Sacudo la cabeza, me recorre un escalofrío. Alicia me mira, parpadeando, como descubriendo que estoy allí. Estaba mirando de nuevo sobre el hombro, asegurándose de encontrarse segura. Las manos apretadas sobre la mesa, los ojos muy abiertos y preocupados.

— A veces, creo que enloquecí — me dice entonces — que de verdad, un simple atraco me volvió loca. Pero entonces me pregunto si se trata enloquecí o es que simplemente, no volví a tener tranquilidad. Como si el país fuera una amenaza.

Hace unos años, el periodista Jon Lee Anderson, decía en su artículo “El poder y la Torre” que la cultura “malandra” había abandonado las cárceles para tomar las calles del país. Se refería por supuesto, a la idea de violencia como parte del esquema social, esa visión de lo ilegal como parte de lo aceptable. Anderson analizaba la reflexión desde el contexto de un país profundamente dividido por la marginalidad y la pobreza, dos extremos que convertía al país en un latente campo de batalla. En su artículo, además Lee teorizaba sobre el hecho que en Venezuela, la cultura de la cárcel, la violencia callejera y la noción del acto delictivo como prenda de valor se había extendido tanto como para resultar indistinguible de cierta normalidad aparente. Una idea temible pero quizás la única que permite analizar lo que ocurre en nuestro país con cierta propiedad.

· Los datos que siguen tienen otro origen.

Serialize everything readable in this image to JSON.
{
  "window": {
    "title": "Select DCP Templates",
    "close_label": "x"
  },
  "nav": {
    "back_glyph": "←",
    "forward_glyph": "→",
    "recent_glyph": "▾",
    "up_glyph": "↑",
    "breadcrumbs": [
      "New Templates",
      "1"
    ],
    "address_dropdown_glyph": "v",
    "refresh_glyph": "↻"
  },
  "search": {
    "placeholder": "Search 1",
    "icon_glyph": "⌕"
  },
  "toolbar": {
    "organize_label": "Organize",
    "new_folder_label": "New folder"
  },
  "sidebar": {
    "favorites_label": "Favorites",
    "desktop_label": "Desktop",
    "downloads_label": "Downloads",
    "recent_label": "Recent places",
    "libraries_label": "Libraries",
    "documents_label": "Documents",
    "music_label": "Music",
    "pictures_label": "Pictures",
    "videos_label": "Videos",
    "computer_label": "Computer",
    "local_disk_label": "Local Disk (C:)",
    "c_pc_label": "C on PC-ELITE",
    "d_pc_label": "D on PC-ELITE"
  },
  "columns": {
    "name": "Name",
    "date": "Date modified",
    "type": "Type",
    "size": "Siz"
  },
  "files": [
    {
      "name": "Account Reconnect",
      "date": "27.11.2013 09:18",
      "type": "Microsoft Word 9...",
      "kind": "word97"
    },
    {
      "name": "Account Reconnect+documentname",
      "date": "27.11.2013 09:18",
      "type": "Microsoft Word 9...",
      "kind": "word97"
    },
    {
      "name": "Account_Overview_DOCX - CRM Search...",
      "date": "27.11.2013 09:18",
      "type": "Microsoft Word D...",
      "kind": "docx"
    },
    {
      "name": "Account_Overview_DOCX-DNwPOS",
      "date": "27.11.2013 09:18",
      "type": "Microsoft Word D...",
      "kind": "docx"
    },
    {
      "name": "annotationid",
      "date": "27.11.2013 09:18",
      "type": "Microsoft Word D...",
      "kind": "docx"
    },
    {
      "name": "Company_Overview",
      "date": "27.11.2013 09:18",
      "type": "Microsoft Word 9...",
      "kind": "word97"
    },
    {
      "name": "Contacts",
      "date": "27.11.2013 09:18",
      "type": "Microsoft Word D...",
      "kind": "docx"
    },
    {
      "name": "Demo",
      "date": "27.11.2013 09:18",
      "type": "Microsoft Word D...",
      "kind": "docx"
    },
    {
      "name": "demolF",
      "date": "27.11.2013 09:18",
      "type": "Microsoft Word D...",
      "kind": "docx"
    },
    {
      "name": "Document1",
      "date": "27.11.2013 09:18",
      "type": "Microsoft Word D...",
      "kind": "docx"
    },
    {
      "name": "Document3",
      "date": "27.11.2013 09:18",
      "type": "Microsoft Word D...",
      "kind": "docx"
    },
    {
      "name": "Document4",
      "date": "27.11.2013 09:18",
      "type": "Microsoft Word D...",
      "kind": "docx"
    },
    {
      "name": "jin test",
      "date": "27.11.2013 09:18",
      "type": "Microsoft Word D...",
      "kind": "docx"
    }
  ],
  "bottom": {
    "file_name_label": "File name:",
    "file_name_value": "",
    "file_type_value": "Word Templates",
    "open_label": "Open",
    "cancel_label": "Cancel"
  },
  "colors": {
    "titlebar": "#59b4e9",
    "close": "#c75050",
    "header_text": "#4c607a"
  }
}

Porque en Venezuela, la violencia dejó de condenarse. O al menos, la condena no es lo suficientemente significativa como para ser contundente. Y las implicaciones de ese pensamiento parecen estar a la orden del día: Vecinos de urbanizaciones que se organizan para linchar, reos en cárceles del Estado que negocian con Ministros y funcionarios gubernamentales, ritos callejeros de violencia donde niños armados buscan reivindicarse asesinando. Venezuela se ha convertido no sólo en un ghetto donde lo punitivo se transformó en un elemento abstracto, brumoso. Y mientras las cifras de asesinatos, asaltos, violaciones, secuestros aumentan de manera exponencial, la violencia se hace parte de lo cotidiano, de la identidad de un país herido por una cicatriz incurable y cada vez más dolorosa.

Pienso en esa idea mientras conduzco por una de las calles de Caracas. En medio del tráfico caótico, un motorizado se adelanta un poco y roza mi automóvil. Se acerca un poco más y veo que avanza en paralelo, hacia la ventanilla. Lo miro por el retrovisor y de pronto, el miedo me sofoca. ¿Lleva un arma?¿La esconde bajo el chaquetón de cuero que lleva puesta? Me inclino sobre la rueda del volante e intento acelerar entre los huecos de la multitud de coches que me rodean. No lo logro. Comienzo a recordar todas las historias sobre asaltos. Los disparos, el forcejeo. La violencia inevitable. Insisto en acelerar y finalmente lo logro: adelanto un par de metros y logro colarme en la siguiente fila de automóviles. El motorizado, a un par de metros, no se mueve. Lo veo después aumentar la velocidad y perderse entre el tumulto más allá.
Pero el miedo no se va, pienso con las manos sudorosas y la garganta cerrada por la angustia. El miedo nunca deja de atormentarte, de presionar y destruir cada aspecto de tu vida. ¿En que nos hemos convertido, luego de casi veinte años de luchar contra este terror mudo y constante? ¿Qué ocurre con un país donde cada ciudadano no sólo teme sino que está sometido a la esclavitud de comprender ese horror constante? No lo sé, me digo, con los ojos llenos de lágrimas que no puedo contener. Quizá en realidad, nunca lo sepa con claridad.